By Chinmei Sung, Bloomberg
Taiwan’s government plans to raise about NT$5.52 billion selling shares of China Steel Corp. and Central Reinsurance Co. The sale is to help fund the government’s budget for this year, a newspaper said yesterday. The Ministry of Finance is seeking an arranger to sell 97.9 million shares of the steelmaker and 45.6 million shares in the insurer in an after-market tender, according to a public auction notice on the government’s Web site dated Monday.

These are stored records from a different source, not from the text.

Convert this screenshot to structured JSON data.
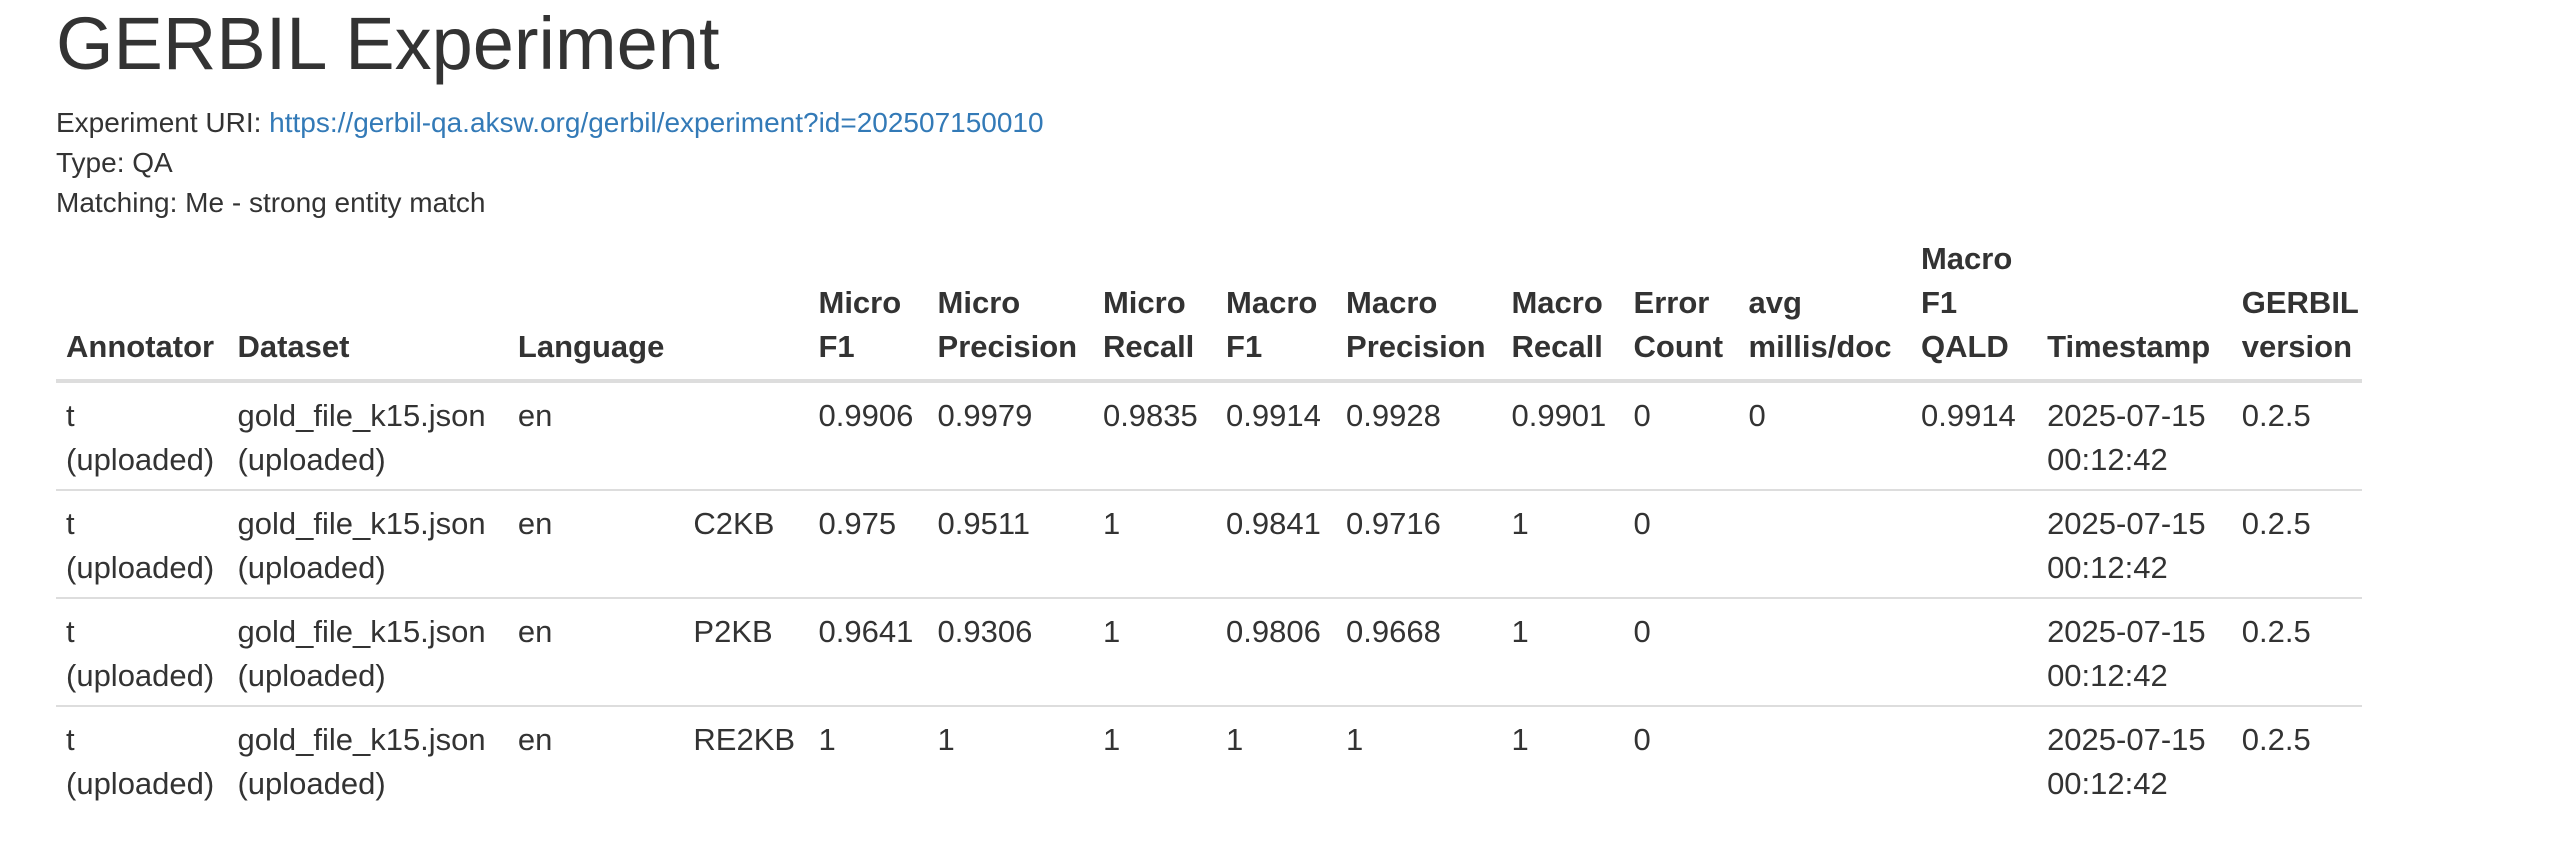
{
  "title": "GERBIL Experiment",
  "experiment_uri_label": "Experiment URI: ",
  "experiment_uri": "https://gerbil-qa.aksw.org/gerbil/experiment?id=202507150010",
  "type_text": "Type: QA",
  "matching_text": "Matching: Me - strong entity match",
  "table": {
    "headers": [
      [
        "Annotator"
      ],
      [
        "Dataset"
      ],
      [
        "Language"
      ],
      [
        ""
      ],
      [
        "Micro",
        "F1"
      ],
      [
        "Micro",
        "Precision"
      ],
      [
        "Micro",
        "Recall"
      ],
      [
        "Macro",
        "F1"
      ],
      [
        "Macro",
        "Precision"
      ],
      [
        "Macro",
        "Recall"
      ],
      [
        "Error",
        "Count"
      ],
      [
        "avg",
        "millis/doc"
      ],
      [
        "Macro",
        "F1",
        "QALD"
      ],
      [
        "Timestamp"
      ],
      [
        "GERBIL",
        "version"
      ]
    ],
    "rows": [
      [
        [
          "t",
          "(uploaded)"
        ],
        [
          "gold_file_k15.json",
          "(uploaded)"
        ],
        [
          "en"
        ],
        [
          ""
        ],
        [
          "0.9906"
        ],
        [
          "0.9979"
        ],
        [
          "0.9835"
        ],
        [
          "0.9914"
        ],
        [
          "0.9928"
        ],
        [
          "0.9901"
        ],
        [
          "0"
        ],
        [
          "0"
        ],
        [
          "0.9914"
        ],
        [
          "2025-07-15",
          "00:12:42"
        ],
        [
          "0.2.5"
        ]
      ],
      [
        [
          "t",
          "(uploaded)"
        ],
        [
          "gold_file_k15.json",
          "(uploaded)"
        ],
        [
          "en"
        ],
        [
          "C2KB"
        ],
        [
          "0.975"
        ],
        [
          "0.9511"
        ],
        [
          "1"
        ],
        [
          "0.9841"
        ],
        [
          "0.9716"
        ],
        [
          "1"
        ],
        [
          "0"
        ],
        [
          ""
        ],
        [
          ""
        ],
        [
          "2025-07-15",
          "00:12:42"
        ],
        [
          "0.2.5"
        ]
      ],
      [
        [
          "t",
          "(uploaded)"
        ],
        [
          "gold_file_k15.json",
          "(uploaded)"
        ],
        [
          "en"
        ],
        [
          "P2KB"
        ],
        [
          "0.9641"
        ],
        [
          "0.9306"
        ],
        [
          "1"
        ],
        [
          "0.9806"
        ],
        [
          "0.9668"
        ],
        [
          "1"
        ],
        [
          "0"
        ],
        [
          ""
        ],
        [
          ""
        ],
        [
          "2025-07-15",
          "00:12:42"
        ],
        [
          "0.2.5"
        ]
      ],
      [
        [
          "t",
          "(uploaded)"
        ],
        [
          "gold_file_k15.json",
          "(uploaded)"
        ],
        [
          "en"
        ],
        [
          "RE2KB"
        ],
        [
          "1"
        ],
        [
          "1"
        ],
        [
          "1"
        ],
        [
          "1"
        ],
        [
          "1"
        ],
        [
          "1"
        ],
        [
          "0"
        ],
        [
          ""
        ],
        [
          ""
        ],
        [
          "2025-07-15",
          "00:12:42"
        ],
        [
          "0.2.5"
        ]
      ]
    ]
  }
}
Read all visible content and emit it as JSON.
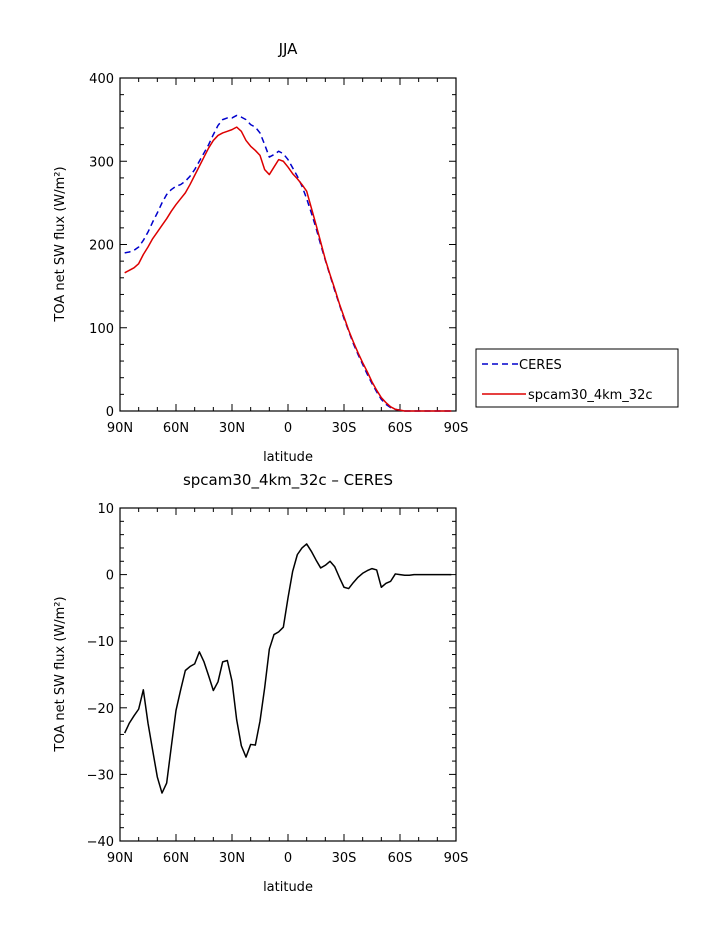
{
  "chart_data": [
    {
      "type": "line",
      "title": "JJA",
      "xlabel": "latitude",
      "ylabel": "TOA net SW flux (W/m²)",
      "ylim": [
        0,
        400
      ],
      "xlim": [
        90,
        -90
      ],
      "x_ticks": [
        90,
        60,
        30,
        0,
        -30,
        -60,
        -90
      ],
      "x_tick_labels": [
        "90N",
        "60N",
        "30N",
        "0",
        "30S",
        "60S",
        "90S"
      ],
      "y_ticks": [
        0,
        100,
        200,
        300,
        400
      ],
      "y_tick_labels": [
        "0",
        "100",
        "200",
        "300",
        "400"
      ],
      "legend": {
        "placement": "right"
      },
      "series": [
        {
          "name": "CERES",
          "color": "#0000cc",
          "style": "dashed",
          "x": [
            87.5,
            85,
            82.5,
            80,
            77.5,
            75,
            72.5,
            70,
            67.5,
            65,
            62.5,
            60,
            57.5,
            55,
            52.5,
            50,
            47.5,
            45,
            42.5,
            40,
            37.5,
            35,
            32.5,
            30,
            27.5,
            25,
            22.5,
            20,
            17.5,
            15,
            12.5,
            10,
            7.5,
            5,
            2.5,
            0,
            -2.5,
            -5,
            -7.5,
            -10,
            -12.5,
            -15,
            -17.5,
            -20,
            -22.5,
            -25,
            -27.5,
            -30,
            -32.5,
            -35,
            -37.5,
            -40,
            -42.5,
            -45,
            -47.5,
            -50,
            -52.5,
            -55,
            -57.5,
            -60,
            -62.5,
            -65,
            -67.5,
            -70,
            -72.5,
            -75,
            -77.5,
            -80,
            -82.5,
            -85,
            -87.5
          ],
          "y": [
            190,
            191,
            193,
            197,
            205,
            215,
            227,
            238,
            250,
            260,
            266,
            270,
            272,
            276,
            282,
            290,
            300,
            310,
            320,
            332,
            343,
            350,
            352,
            352,
            355,
            353,
            350,
            344,
            341,
            334,
            320,
            305,
            308,
            312,
            309,
            302,
            292,
            282,
            270,
            255,
            238,
            220,
            200,
            181,
            163,
            145,
            128,
            111,
            96,
            81,
            68,
            56,
            44,
            33,
            23,
            14,
            8,
            4,
            2,
            1,
            0,
            0,
            0,
            0,
            0,
            0,
            0,
            0,
            0,
            0,
            0
          ]
        },
        {
          "name": "spcam30_4km_32c",
          "color": "#dd0000",
          "style": "solid",
          "x": [
            87.5,
            85,
            82.5,
            80,
            77.5,
            75,
            72.5,
            70,
            67.5,
            65,
            62.5,
            60,
            57.5,
            55,
            52.5,
            50,
            47.5,
            45,
            42.5,
            40,
            37.5,
            35,
            32.5,
            30,
            27.5,
            25,
            22.5,
            20,
            17.5,
            15,
            12.5,
            10,
            7.5,
            5,
            2.5,
            0,
            -2.5,
            -5,
            -7.5,
            -10,
            -12.5,
            -15,
            -17.5,
            -20,
            -22.5,
            -25,
            -27.5,
            -30,
            -32.5,
            -35,
            -37.5,
            -40,
            -42.5,
            -45,
            -47.5,
            -50,
            -52.5,
            -55,
            -57.5,
            -60,
            -62.5,
            -65,
            -67.5,
            -70,
            -72.5,
            -75,
            -77.5,
            -80,
            -82.5,
            -85,
            -87.5
          ],
          "y": [
            166,
            169,
            172,
            177,
            188,
            197,
            207,
            215,
            223,
            231,
            240,
            248,
            255,
            262,
            272,
            283,
            294,
            305,
            316,
            325,
            331,
            334,
            336,
            338,
            341,
            336,
            325,
            318,
            313,
            307,
            290,
            284,
            293,
            302,
            300,
            293,
            285,
            279,
            272,
            264,
            244,
            224,
            203,
            182,
            164,
            147,
            129,
            113,
            97,
            83,
            70,
            58,
            47,
            35,
            25,
            16,
            10,
            5,
            2,
            1,
            0,
            0,
            0,
            0,
            0,
            0,
            0,
            0,
            0,
            0,
            0
          ]
        }
      ]
    },
    {
      "type": "line",
      "title": "spcam30_4km_32c – CERES",
      "xlabel": "latitude",
      "ylabel": "TOA net SW flux (W/m²)",
      "ylim": [
        -40,
        10
      ],
      "xlim": [
        90,
        -90
      ],
      "x_ticks": [
        90,
        60,
        30,
        0,
        -30,
        -60,
        -90
      ],
      "x_tick_labels": [
        "90N",
        "60N",
        "30N",
        "0",
        "30S",
        "60S",
        "90S"
      ],
      "y_ticks": [
        -40,
        -30,
        -20,
        -10,
        0,
        10
      ],
      "y_tick_labels": [
        "−40",
        "−30",
        "−20",
        "−10",
        "0",
        "10"
      ],
      "series": [
        {
          "color": "#000000",
          "style": "solid",
          "x": [
            87.5,
            85,
            82.5,
            80,
            77.5,
            75,
            72.5,
            70,
            67.5,
            65,
            62.5,
            60,
            57.5,
            55,
            52.5,
            50,
            47.5,
            45,
            42.5,
            40,
            37.5,
            35,
            32.5,
            30,
            27.5,
            25,
            22.5,
            20,
            17.5,
            15,
            12.5,
            10,
            7.5,
            5,
            2.5,
            0,
            -2.5,
            -5,
            -7.5,
            -10,
            -12.5,
            -15,
            -17.5,
            -20,
            -22.5,
            -25,
            -27.5,
            -30,
            -32.5,
            -35,
            -37.5,
            -40,
            -42.5,
            -45,
            -47.5,
            -50,
            -52.5,
            -55,
            -57.5,
            -60,
            -62.5,
            -65,
            -67.5,
            -70,
            -72.5,
            -75,
            -77.5,
            -80,
            -82.5,
            -85,
            -87.5
          ],
          "y": [
            -23.8,
            -22.3,
            -21.2,
            -20.2,
            -17.3,
            -22.3,
            -26.4,
            -30.4,
            -32.8,
            -31.3,
            -25.8,
            -20.4,
            -17.3,
            -14.4,
            -13.8,
            -13.4,
            -11.6,
            -13.1,
            -15.2,
            -17.4,
            -16.1,
            -13.1,
            -12.9,
            -16.0,
            -21.8,
            -25.7,
            -27.4,
            -25.5,
            -25.6,
            -22.0,
            -17.0,
            -11.2,
            -9.0,
            -8.6,
            -7.9,
            -3.5,
            0.5,
            3.0,
            4.0,
            4.6,
            3.5,
            2.2,
            1.0,
            1.4,
            2.0,
            1.2,
            -0.4,
            -1.9,
            -2.1,
            -1.2,
            -0.4,
            0.2,
            0.6,
            0.9,
            0.7,
            -1.9,
            -1.3,
            -1.0,
            0.1,
            0.0,
            -0.1,
            -0.1,
            0.0,
            0.0,
            0.0,
            0.0,
            0.0,
            0.0,
            0.0,
            0.0,
            0.0
          ]
        }
      ]
    }
  ]
}
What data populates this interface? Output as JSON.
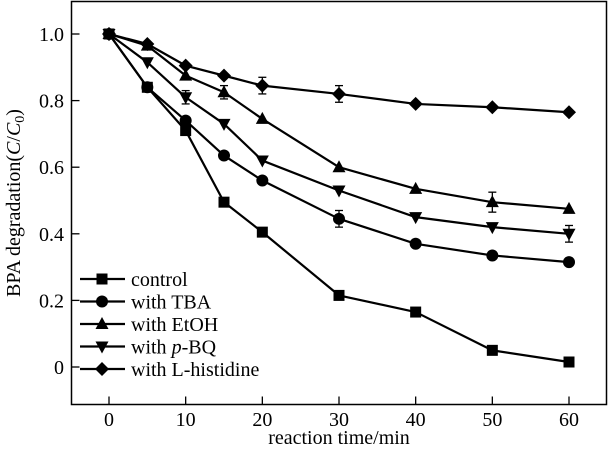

The notice didn’t give a reason for the sale, or say how many shares the government will hold after completion.
The government will raise NT$4.79 billion from the sale of China Steel shares and NT$725 million through selling the insurer’s stock, based on the shares’ closing price yesterday.
The share sale is part of the government’s budget plan previously approved by lawmakers, the Taipei-based Economic Daily News reported, citing unidentified finance ministry officials.
The government is selling 0.85 percent of China Steel and will own 21.02 percent after the sale, Bloomberg Data showed. It will hold 14.6 percent of China Reinsurance after the sale of the 8.7 percent stake.
Kaohsiung, Taiwan-based China Steel is the island’s largest steelmaker. Taipei-based Central Reinsurance provides property and life insurance services to other insurers. Shares of China Steel rose 0.7 percent to close at NT$49.25 in Taipei, and Central Reinsurance added 1.9 percent to NT$16.20.
Taiwan will post a budget deficit this year of NT$142.3 billion, given government income forecast at NT$1.49 trillion, the island’s statistics bureau said in June.